Thursday, September 11, 2014

Success in scheduling, and in running further

Knowing the right person can mean securing a reservation at a popular restaurant, or getting good seats at a sporting event or finding a job, but for me at this time of my life it often means reaching the person who can get me a doctor's appointment.

This is especially important when I am trying to make multiple appointments on one day or on back-to-back days. And it is where I am especially grateful for friends like the office manager and scheduler extraordinaire at Brigham Dermatology, who gets me seen at short notice when something suspicious pops up on my skin.

 One day when I had time between appointments, I went to my favorite store in Newton Highlands and bought her a smooth stone with the word "calm" cut into it, telling her I hoped it would help her with patients like me.

A week from Monday, when I have an 11 a.m. checkup at Dana-Farber, she got me an appointment at 8 a.m. so Dr. Lin can look at what seems to me like a new squamous cell cancer on my hand.

Not wanting to leave Boston with only two appointments, I called the person who I know at the Kraft Blood Donor Center to set up an appointment for a therapeutic phlebotomy. That is the procedure in which a bag of blood is removed to continue chipping away at that high ferritin.

I will be tired but pleased that I have fit the pieces of that little jigsaw puzzle together.

On another topic, I am having good results with running a little further, a smidgen at a time. I had a talk with myself, which goes like this, "If you go a little further and then stop sooner just because you are a little tired, you are not increasing your distance at all." Being really tired is a sign to stop, but being a little tired simply means your body is dropping down a gear.
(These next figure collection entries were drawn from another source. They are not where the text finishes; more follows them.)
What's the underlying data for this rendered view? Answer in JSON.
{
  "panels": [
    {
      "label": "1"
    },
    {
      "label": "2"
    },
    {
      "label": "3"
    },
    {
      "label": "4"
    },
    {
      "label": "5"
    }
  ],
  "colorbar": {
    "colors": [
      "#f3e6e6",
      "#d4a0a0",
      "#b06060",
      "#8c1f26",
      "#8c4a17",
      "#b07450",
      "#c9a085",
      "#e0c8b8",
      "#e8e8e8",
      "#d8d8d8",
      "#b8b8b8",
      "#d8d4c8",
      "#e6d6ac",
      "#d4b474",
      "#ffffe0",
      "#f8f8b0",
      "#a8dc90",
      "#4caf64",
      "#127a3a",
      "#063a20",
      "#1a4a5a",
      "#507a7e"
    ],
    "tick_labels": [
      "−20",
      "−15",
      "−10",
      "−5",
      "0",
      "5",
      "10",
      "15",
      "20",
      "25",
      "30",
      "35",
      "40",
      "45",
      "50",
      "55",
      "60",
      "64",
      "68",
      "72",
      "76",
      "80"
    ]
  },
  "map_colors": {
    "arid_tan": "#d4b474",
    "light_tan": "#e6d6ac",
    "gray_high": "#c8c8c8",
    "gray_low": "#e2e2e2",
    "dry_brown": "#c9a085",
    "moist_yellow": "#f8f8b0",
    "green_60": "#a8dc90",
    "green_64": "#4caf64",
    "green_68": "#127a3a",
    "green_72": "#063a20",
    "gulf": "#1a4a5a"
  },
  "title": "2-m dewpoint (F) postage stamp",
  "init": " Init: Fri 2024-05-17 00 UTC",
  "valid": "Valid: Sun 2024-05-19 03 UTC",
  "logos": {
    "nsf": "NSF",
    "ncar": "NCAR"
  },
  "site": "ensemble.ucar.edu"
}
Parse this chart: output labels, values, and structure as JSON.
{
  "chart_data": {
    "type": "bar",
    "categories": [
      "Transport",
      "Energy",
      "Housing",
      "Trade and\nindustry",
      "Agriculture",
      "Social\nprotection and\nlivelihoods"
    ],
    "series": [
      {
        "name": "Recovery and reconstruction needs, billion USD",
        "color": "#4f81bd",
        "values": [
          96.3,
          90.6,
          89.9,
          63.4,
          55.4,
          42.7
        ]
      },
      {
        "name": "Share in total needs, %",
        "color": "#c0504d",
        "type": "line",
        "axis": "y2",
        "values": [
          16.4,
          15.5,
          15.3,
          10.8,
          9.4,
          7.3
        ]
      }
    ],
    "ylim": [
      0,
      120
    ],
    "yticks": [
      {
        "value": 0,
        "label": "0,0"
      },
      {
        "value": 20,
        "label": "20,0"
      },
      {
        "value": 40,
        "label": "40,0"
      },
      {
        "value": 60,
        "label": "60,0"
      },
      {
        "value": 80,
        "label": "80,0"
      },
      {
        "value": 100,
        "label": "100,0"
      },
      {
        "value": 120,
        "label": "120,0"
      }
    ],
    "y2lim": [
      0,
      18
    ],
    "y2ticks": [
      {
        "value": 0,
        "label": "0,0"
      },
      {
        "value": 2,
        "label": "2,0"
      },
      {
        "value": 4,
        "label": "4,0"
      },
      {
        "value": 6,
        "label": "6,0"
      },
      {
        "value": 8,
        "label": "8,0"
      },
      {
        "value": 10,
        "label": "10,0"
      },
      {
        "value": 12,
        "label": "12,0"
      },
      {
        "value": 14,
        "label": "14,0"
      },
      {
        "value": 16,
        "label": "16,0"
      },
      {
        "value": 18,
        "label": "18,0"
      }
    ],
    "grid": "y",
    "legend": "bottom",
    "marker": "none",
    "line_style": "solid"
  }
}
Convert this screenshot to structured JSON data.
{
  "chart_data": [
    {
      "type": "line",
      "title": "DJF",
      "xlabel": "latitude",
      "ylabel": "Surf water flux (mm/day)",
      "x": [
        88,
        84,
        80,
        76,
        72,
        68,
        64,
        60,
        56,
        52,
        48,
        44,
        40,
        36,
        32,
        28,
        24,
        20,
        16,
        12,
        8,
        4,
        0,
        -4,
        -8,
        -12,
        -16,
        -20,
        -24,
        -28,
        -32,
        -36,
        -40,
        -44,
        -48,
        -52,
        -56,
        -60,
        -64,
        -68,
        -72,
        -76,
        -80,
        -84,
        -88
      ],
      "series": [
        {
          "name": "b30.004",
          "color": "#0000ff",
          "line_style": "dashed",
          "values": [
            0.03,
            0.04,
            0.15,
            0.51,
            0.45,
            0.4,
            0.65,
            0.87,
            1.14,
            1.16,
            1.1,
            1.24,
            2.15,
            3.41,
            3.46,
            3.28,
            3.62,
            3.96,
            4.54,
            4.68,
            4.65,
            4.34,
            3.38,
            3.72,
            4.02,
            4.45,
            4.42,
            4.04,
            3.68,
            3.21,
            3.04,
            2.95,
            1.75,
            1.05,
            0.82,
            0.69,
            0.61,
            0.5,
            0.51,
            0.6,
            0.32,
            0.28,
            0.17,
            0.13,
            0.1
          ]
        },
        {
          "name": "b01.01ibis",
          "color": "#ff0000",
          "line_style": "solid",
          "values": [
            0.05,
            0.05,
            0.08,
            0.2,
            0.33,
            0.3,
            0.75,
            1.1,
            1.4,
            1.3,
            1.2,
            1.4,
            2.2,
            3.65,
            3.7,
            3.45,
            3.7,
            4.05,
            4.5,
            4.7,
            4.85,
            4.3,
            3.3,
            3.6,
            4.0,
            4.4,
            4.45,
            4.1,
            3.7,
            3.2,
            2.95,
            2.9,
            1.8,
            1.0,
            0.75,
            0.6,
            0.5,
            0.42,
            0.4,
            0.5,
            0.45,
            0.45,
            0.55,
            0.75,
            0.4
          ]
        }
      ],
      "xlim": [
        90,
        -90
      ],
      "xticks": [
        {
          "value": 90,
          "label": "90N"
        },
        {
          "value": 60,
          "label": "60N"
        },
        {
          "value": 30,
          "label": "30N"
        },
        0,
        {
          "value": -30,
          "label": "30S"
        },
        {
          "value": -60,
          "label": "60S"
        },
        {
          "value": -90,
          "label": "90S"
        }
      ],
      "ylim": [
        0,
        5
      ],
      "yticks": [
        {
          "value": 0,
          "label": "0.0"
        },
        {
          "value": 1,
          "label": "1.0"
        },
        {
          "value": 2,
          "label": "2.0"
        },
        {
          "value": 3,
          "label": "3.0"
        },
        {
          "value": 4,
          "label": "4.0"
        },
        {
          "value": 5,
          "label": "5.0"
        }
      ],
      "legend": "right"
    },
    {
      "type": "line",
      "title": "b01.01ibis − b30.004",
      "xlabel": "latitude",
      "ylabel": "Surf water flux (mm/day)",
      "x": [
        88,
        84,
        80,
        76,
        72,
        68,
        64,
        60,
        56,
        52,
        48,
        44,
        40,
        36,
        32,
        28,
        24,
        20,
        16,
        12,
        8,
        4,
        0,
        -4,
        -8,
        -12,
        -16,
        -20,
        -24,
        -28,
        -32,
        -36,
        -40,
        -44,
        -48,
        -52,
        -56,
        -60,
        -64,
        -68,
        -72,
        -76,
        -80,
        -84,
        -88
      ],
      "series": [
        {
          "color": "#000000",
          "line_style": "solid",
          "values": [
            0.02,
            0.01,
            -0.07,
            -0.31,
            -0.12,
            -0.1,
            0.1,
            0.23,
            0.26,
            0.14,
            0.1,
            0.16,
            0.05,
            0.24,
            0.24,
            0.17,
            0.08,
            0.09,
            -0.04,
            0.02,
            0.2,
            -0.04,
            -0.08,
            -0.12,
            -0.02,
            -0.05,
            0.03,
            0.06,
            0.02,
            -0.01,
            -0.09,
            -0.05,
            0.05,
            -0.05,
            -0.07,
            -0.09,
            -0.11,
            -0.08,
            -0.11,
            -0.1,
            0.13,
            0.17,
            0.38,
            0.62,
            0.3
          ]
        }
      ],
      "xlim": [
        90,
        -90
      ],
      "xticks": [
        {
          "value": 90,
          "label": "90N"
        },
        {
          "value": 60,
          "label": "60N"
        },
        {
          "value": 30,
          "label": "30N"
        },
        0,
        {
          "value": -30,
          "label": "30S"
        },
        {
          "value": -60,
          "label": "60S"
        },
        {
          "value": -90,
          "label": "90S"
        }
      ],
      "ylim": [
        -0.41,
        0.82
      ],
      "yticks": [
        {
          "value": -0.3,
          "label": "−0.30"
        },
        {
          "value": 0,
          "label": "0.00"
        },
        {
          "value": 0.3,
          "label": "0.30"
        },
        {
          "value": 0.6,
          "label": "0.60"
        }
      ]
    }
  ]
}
I thought I was going just about three miles or a little further, but I checked it on google maps and saw that my roundtrip has actually been almost four miles. If I just keep going up the hill to McCray's Farm, that will make it five.

Of course the danger is that if I do that, I might have to stop for an ice cream cone.

2 comments:

Joanna said...

You are really an amazing athlete!

Robin said...

Awesome about the run and you so deserve an ice cream cone!